Citing the need for internet access in modern society, especially during a pandemic, the Minnesota Senate was able to pass a bill during a special session that aims to bring access to those without it.
The bipartisan bill unanimously passed on Saturday appropriates $27 million to fund rural broadband internet. The funded grants can be applied to both fund and reimburse the costs of bringing broadband to unserved and underserved areas. The funds are to be used for the purposes of rural learning, telehealth, and telecommuting, with a minimum 100 megabit download/upload rate.
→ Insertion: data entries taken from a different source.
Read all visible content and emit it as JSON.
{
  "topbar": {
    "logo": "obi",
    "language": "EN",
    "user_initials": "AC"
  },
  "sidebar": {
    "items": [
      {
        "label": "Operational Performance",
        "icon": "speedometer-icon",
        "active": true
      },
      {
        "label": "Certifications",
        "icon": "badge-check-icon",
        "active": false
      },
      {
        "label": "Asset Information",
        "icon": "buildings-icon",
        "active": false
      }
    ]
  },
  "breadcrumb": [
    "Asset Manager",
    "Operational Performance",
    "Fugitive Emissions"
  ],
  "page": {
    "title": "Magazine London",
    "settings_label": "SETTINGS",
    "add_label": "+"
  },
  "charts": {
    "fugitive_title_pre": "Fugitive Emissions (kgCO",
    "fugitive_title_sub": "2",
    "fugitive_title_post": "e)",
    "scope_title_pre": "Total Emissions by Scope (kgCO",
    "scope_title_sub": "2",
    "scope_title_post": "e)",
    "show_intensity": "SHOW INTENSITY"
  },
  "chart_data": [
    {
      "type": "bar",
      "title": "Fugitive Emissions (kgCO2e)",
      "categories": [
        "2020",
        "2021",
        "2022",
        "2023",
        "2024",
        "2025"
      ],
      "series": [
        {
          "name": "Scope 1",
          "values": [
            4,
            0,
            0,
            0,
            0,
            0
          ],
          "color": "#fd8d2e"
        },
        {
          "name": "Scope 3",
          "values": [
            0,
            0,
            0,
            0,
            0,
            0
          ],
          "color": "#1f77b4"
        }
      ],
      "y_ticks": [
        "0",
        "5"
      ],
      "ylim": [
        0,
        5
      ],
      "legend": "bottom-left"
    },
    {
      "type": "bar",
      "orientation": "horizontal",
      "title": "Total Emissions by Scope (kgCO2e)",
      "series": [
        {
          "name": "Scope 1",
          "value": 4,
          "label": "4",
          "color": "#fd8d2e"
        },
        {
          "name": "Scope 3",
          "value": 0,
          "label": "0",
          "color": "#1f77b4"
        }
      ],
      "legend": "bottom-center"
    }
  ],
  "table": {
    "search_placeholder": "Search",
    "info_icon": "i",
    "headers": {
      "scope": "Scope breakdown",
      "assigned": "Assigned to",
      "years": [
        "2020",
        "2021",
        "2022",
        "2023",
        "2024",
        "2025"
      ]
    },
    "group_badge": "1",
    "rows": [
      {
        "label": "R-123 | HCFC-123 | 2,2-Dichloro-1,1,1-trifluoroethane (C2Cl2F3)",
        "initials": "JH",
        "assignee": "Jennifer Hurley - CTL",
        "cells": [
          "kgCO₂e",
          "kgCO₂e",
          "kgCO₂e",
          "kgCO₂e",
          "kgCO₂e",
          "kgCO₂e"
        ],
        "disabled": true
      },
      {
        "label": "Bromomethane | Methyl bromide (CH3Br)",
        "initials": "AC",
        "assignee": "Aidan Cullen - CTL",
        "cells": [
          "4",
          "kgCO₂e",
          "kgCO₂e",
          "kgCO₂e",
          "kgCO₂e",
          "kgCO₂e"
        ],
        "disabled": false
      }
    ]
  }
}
“High-speed internet has become a utility of equal importance to electricity, and the COVID pandemic has only reinforced that fact. As schools were forced into distance learning, doctors attempted to expand telemedicine, and more and more people shifted to remote work, we learned just how necessary broadband access is in our daily lives,” said Senator Jeremy Miller.
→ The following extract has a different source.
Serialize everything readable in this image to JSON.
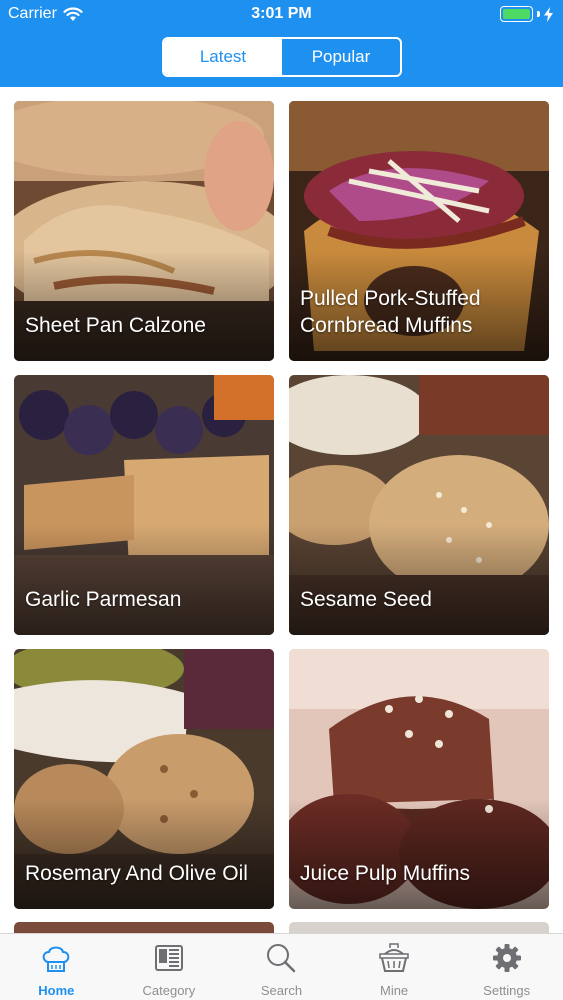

$15 million of the $27 million will go towards bringing the internet to students, $2 million will go to reimbursing telehealth costs, and the remaining $10 million will go to broadband funding for economic purposes.
The House version is bipartisan as well, with 2 Democrat Authors, Reps. Ecklund and Vang, and 1 Republican, Rep Kresha.
“The passage of this broadband funding marks significant progress for Greater Minnesota. COVID-19 has highlighted that internet access is becoming more of a necessity than a luxury. Our rural communities deserve to be on the same playing field as the rest of the state. We will keep up efforts for expansion to help our communities thrive!” Said, Senator Carrie Ruud.